Tidak, itu alasan yang mengada-ada.  Aku hanya mengikuti teori psikologi. Bahwa orang yang menderita karena tertindas akan melampiaskan deritanya dengan menindas orang yang dianggapnya lebih lemah. 

Siapakah yang lebih lemah dibanding seorang "Suhu"? Ya, "murid", tentu saja!

Lihatlah. Betapa berbahaya jika ada seorang Kompasianer penuh derita berkeliaran di dunia Kompasiana.

Ora HL ora Elok

Belakangan Admin Kompasiana memulihkan lagi rumah "Humor". Tapi aku sudah kadung patah hati. Tepatnya patah arang. Tak mungkin lagi disatukan.

Lagi pula ada alasan lain mengapa aku ogah kembali ke rumah "Humor". Di dunia nyata tiap hari banyak ulah politisi yang lebih lucu dari humor terbaikku.  Jadi untuk lagi apa menulis humor?

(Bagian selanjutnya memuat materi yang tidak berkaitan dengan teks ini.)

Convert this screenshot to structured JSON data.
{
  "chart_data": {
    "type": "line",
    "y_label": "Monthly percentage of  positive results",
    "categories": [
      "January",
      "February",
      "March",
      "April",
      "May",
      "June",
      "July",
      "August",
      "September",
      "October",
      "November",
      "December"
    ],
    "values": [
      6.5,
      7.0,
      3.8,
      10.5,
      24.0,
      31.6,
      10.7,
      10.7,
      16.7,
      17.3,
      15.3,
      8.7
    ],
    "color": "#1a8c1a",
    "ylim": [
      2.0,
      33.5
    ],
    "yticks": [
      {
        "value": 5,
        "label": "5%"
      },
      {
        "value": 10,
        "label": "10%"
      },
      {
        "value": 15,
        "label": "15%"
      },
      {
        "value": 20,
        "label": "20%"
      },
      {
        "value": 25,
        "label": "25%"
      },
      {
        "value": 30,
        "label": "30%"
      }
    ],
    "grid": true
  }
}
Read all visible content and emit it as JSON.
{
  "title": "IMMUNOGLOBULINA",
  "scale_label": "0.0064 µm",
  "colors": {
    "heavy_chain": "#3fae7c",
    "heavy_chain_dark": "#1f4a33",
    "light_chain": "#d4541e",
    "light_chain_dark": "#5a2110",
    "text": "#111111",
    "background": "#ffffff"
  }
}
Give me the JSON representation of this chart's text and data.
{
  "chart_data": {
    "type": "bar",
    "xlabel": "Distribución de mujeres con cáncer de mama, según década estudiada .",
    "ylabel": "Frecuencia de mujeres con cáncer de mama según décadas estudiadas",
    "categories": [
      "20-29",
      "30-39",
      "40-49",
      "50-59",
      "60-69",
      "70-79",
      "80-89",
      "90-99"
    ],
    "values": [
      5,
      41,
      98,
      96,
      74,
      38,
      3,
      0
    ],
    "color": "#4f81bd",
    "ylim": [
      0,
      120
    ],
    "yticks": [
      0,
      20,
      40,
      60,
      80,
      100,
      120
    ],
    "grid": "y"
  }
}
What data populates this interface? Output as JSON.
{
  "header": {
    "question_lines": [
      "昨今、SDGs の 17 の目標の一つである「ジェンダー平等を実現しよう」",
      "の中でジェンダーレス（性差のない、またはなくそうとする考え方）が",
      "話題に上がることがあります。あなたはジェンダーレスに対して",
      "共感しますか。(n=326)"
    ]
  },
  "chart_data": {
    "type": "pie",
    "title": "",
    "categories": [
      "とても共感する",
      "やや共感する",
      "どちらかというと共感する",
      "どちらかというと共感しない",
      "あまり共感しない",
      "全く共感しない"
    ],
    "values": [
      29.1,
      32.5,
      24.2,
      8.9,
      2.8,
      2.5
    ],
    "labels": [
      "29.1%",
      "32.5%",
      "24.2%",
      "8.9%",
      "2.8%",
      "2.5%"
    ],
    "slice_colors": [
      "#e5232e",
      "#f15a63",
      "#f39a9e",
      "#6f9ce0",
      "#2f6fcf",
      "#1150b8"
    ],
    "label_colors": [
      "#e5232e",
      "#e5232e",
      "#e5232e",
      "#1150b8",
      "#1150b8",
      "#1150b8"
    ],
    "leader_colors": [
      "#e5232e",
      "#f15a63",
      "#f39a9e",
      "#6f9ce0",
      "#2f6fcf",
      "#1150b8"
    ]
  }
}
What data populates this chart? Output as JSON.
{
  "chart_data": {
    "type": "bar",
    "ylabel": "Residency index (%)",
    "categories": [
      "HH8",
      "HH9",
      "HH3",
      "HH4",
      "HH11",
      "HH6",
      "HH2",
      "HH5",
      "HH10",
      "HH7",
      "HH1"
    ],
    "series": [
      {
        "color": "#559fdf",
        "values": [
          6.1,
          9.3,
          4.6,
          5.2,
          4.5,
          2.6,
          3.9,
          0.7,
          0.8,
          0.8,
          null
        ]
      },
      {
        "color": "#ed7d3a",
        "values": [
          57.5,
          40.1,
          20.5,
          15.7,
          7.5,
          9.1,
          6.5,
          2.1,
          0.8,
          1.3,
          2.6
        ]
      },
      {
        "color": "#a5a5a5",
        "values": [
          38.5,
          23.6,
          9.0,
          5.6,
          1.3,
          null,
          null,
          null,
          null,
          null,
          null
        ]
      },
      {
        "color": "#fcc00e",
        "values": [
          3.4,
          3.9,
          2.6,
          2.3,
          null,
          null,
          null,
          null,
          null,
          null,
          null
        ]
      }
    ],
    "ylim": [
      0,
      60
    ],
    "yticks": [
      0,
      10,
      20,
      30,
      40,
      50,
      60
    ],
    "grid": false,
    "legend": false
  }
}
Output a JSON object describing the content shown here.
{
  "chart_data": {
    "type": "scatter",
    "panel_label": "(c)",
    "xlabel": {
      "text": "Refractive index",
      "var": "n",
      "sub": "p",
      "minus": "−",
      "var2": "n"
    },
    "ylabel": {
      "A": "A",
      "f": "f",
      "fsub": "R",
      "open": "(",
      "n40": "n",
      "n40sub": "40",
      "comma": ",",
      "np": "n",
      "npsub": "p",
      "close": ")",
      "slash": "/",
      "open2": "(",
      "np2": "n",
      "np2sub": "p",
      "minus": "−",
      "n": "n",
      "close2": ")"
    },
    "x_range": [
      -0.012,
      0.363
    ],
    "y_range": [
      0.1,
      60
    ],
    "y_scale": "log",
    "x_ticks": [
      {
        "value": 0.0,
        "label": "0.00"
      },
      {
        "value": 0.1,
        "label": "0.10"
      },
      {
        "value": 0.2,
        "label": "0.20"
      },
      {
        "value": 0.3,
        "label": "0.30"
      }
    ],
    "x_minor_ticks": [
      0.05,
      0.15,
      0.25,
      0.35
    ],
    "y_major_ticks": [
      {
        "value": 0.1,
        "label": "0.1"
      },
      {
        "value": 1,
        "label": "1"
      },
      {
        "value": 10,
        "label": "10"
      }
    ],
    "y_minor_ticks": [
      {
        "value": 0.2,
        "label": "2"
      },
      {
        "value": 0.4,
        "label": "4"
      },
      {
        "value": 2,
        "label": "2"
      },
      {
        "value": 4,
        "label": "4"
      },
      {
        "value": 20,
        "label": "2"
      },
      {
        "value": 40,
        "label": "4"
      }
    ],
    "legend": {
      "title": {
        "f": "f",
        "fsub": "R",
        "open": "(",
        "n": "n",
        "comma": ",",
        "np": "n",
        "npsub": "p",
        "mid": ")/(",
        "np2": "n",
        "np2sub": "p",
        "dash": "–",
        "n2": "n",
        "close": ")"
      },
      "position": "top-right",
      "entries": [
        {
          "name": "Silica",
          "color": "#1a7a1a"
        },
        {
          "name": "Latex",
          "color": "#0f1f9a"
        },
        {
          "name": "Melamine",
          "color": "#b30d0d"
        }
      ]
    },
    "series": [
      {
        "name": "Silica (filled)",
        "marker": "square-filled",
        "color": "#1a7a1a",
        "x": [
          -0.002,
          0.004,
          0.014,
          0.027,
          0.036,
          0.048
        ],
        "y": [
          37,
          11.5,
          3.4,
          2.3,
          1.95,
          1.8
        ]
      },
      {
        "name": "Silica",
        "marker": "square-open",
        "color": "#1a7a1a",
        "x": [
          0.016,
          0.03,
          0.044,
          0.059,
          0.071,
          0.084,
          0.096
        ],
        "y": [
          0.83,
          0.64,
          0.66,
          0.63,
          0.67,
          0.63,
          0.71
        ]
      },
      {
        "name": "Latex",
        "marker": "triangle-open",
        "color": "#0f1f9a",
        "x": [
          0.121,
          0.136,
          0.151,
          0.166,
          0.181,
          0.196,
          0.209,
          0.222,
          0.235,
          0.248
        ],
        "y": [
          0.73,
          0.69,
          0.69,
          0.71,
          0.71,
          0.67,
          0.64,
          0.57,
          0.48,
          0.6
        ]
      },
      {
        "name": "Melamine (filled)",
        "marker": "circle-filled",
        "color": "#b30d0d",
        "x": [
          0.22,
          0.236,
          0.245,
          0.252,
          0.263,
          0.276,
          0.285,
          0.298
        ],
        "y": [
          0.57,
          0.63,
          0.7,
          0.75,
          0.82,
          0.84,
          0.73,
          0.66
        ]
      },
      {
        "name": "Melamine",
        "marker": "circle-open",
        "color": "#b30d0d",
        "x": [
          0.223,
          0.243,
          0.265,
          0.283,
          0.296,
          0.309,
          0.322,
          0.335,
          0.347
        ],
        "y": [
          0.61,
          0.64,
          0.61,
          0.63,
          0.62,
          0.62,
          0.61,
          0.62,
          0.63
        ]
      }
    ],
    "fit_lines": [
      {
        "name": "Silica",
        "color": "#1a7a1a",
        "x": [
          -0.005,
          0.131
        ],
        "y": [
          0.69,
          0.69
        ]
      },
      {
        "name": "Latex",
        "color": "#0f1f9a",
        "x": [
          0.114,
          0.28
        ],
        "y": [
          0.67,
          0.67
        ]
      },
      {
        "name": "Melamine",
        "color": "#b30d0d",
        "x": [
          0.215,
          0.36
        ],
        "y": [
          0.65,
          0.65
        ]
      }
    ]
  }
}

Sudah ada pertunjukan humor secara "live" dari para politisi negeri ini.  

Alasan lain, saya menemukan lahan anarki baru.   Menafsir ulang etnis Batak.   Budaya, alam, struktur sosial, kehidupan, dan perkembangannya. 

Karena menafsir secara anarkis, maka kadang ada penolakan. Seorang pembaca pernah berujar, "Mengapa saya harus percaya pada kata satu orang, jika pendapat umum mengatakan lain?" Ya, mungkin rekan pembaca itu lupa bahwa kebenaran baru selalu berawal dari satu pendapat yang berbeda.

Begitulah, saya terus menulis di Kompasiana tetap dengan langgam anarkisme.  Aku menulis apa saja dengan cara apa saja. Yang penting logis, etis, dan semoga estetis.

Tidak perduli apakah tulisanku tampil atau tidak menjadi Pilihan atau Artikel Utama. Itu tak perlu. 

Anarkisme menurutku membuahkan kejujuran. Maka cukuplah jika aku telah menyajikan artikel yang jujur pada khalayak.  Jujur dalam arti, itulah "signature"-ku.

Tapi Admin Kompasiana memang hiper-kreatif.  Baru-baru ini dikeluarkanlah regulasi baru bahwa artikel dari Kompasianer terverikasi biru langsung dapat label Pilihan.  

Aku tidak suka regulasi itu.  Karena aku menjadi kehilangan instrumen pengukur mutu artikelku. Meskipun aku tidak perduli apakah artikelku Pilihan atau bukan, aku perlu juga alat ukur untuk menilai sejauhmana orang lain menghargai artikelku. Dalam hal ini, label "Pilihan" dan "Artikel Utama" menurutku adalah alat ukur yang cukup baik.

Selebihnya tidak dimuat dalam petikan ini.